After five year’s spent playing alongside her first band, Pins & Needles, Toronto’s Deanna Petcoff has wasted no time embarking on a solo career. The band only announced their split last month, but Deanna has this week put out her debut single, Terribly True.

Discussing the track, Deanna has suggested Terribly True, “was inspired when I realized that it wasn’t the person I was seeing who I was in love with –  it was the idea of being in love itself.” As such, it inhabits a very vulnerable and painful place, what Deanna calls, “my favourite place to write from”. Musically, the track blends the emotionally raw sound of acts like Sharon Van Etten or Martha Ffion, with Deanna’s leaning towards the classic, “I’m always thinking “what would a 1960’s soul singer do?”  Poignant and beautiful, Deanna’s music has an honesty to it that instantly resonates: surely one of the year’s most exciting debut singles.

Terribly True is out now. Click HERE for more information on Deanna Petcoff.

1. Margaret’s Glaspy Wasn’t Born Yesterday

What does a musician do when spending their life on the road? If you’re Margaret Glaspy, you do what got you there in the first place and write songs. The result is a new three track EP, Born Yesterday, serving as the full stop on her break-out debut record, 2016’s Emotions & Math, “the end of this chapter and mark a new beginning.”

The record looks at three different aspects of love, “love gone wrong, love gone right, and love at a distance”. Listening to the record’s lead track, Before We Were Together, we’re going to take a wild stab, it might be the one where love went wrong.
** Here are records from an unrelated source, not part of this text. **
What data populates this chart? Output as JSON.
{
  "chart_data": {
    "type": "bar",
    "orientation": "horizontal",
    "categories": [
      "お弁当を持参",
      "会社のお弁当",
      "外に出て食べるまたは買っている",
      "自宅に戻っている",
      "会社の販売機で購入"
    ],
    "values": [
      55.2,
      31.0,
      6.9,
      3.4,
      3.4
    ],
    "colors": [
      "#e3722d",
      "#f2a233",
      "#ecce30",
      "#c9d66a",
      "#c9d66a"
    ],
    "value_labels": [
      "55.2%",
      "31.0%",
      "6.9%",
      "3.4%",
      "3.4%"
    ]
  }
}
From the opening line, it is a brutal dissection of a failed relationship, “shut my eyes, I don’t want to be privy to the look you’re giving me, when I tell you that I’m never going to be the way you said I would, shut my mouth, I don’t want to say words that will make you go away, but I also want to make you go away for good.” Musically, the track picks up where Emotions & Math left off; Margaret’s raspy, howl and superb guitar work creating a blurring of raw punk instrumentation and complex jazzy licks. Farewell to the old Margaret Glaspy, hello to the new one, we can’t wait to see where she goes next.